For the quarter ended May 26, the Orlando, Florida-based company reported revenue from continuing operations of $2.3 billion, up 11.3 percent from $2.07 billion in the fourth quarter last year. Net earnings from continuing operations totaled $133.3 million, or $1.01 per share, compared to $151.6 million, or $1.15 per share, in the year prior quarter. Darden’s acquisition last year of Yard House USA impacted fourth-quarter earnings by $1.9 million, or 1 cent per share.
Analysts were expecting profits of $1.04 per share on revenue of $2.27 billion.
Darden chief executive and chairman Clarence Otis said that growing same-restaurant traffic is a top priority as this key metric had been lagging for Darden compared to the industry. So, the company started matching promotions and addressing affordability in its core menus while boosting its investment in guest experience. The efforts resulted in blended same-store-sales growth at its flagship brands, Red Lobster, Olive Garden and Longhorn Steakhouse, of 2.2 percent for the quarter. Same-store-sales for Darden’s specialty restaurant group, which includes Bahama Breeze, Seasons 52, The Capital Grille, Eddie V’s and Yard House, increased 2.3 percent.

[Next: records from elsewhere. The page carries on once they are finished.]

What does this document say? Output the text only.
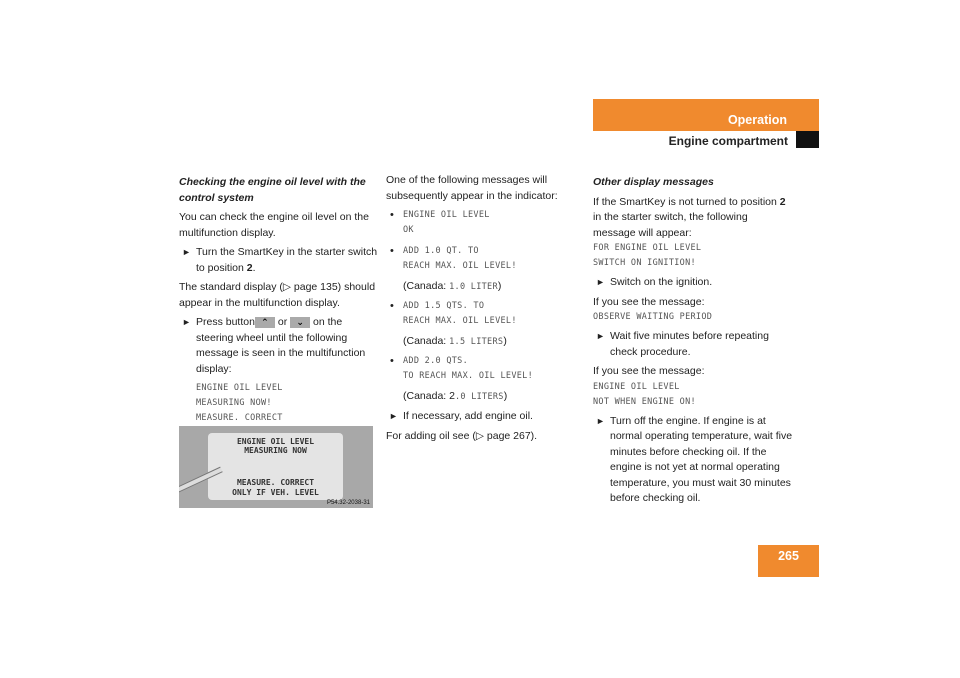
Operation
Engine compartment

Checking the engine oil level with the control system

You can check the engine oil level on the multifunction display.

► Turn the SmartKey in the starter switch to position 2.

The standard display (▷ page 135) should appear in the multifunction display.

► Press button ⌃ or ⌄ on the steering wheel until the following message is seen in the multifunction display:
ENGINE OIL LEVEL
MEASURING NOW!
MEASURE. CORRECT
ENGINE OIL LEVEL
MEASURING NOW
MEASURE. CORRECT
ONLY IF VEH. LEVEL
P54.32-2038-31

One of the following messages will subsequently appear in the indicator:

• ENGINE OIL LEVEL
OK
• ADD 1.0 QT. TO
REACH MAX. OIL LEVEL!

(Canada: 1.0 LITER)

• ADD 1.5 QTS. TO
REACH MAX. OIL LEVEL!

(Canada: 1.5 LITERS)

• ADD 2.0 QTS.
TO REACH MAX. OIL LEVEL!

(Canada: 2.0 LITERS)

► If necessary, add engine oil.

For adding oil see (▷ page 267).

Other display messages

If the SmartKey is not turned to position 2 in the starter switch, the following message will appear:

FOR ENGINE OIL LEVEL
SWITCH ON IGNITION!
► Switch on the ignition.

If you see the message:

OBSERVE WAITING PERIOD
► Wait five minutes before repeating check procedure.

If you see the message:

ENGINE OIL LEVEL
NOT WHEN ENGINE ON!
► Turn off the engine. If engine is at normal operating temperature, wait five minutes before checking oil. If the engine is not yet at normal operating temperature, you must wait 30 minutes before checking oil.
265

100 new restaurants were added during the fourth quarter, including 44 Yard House locations (40 from acquisition and 4 news stores). Adding the Yard House restaurants helped revenue from the specialty group jump 64.7 percent to $295 million.
Total costs for the company rose by 14.7 percent to $2.14 billion for the quarter.
For the full fiscal 2013 year, sales increased to $8.55 billion from $8.0 billion in fiscal 2012. Net earnings decreased to $411.9 million, or $3.13 per share, from $475.5 million, or $3.57 per share.
“Looking ahead, we expect a macroeconomic environment that is similar in fiscal 2014 to what it was in fiscal 2013, with slow and uneven recovery in both the overall economy and our industry,” commented Otis.
To that end, Darden sees fiscal 2014 net earnings per share to drop by a range of 3 percent to 5 percent compared to fiscal 2013 due to a net negative 33 cents associated with several factors, including costs associated with the Affordable Care Act. Excluding those factors, net earnings per share is anticipated to grow between 4 percent and 6 percent. Total sales are expected to rise between 6 percent and 8 percent, including an additional quarter of sales from Yard House.
Shares of DRI tumbled by 2.6 percent in Thursday trading, closing at $51.23. Shares are up about 16 percent so far in 2013 and are looking to open trading relatively flat on Friday.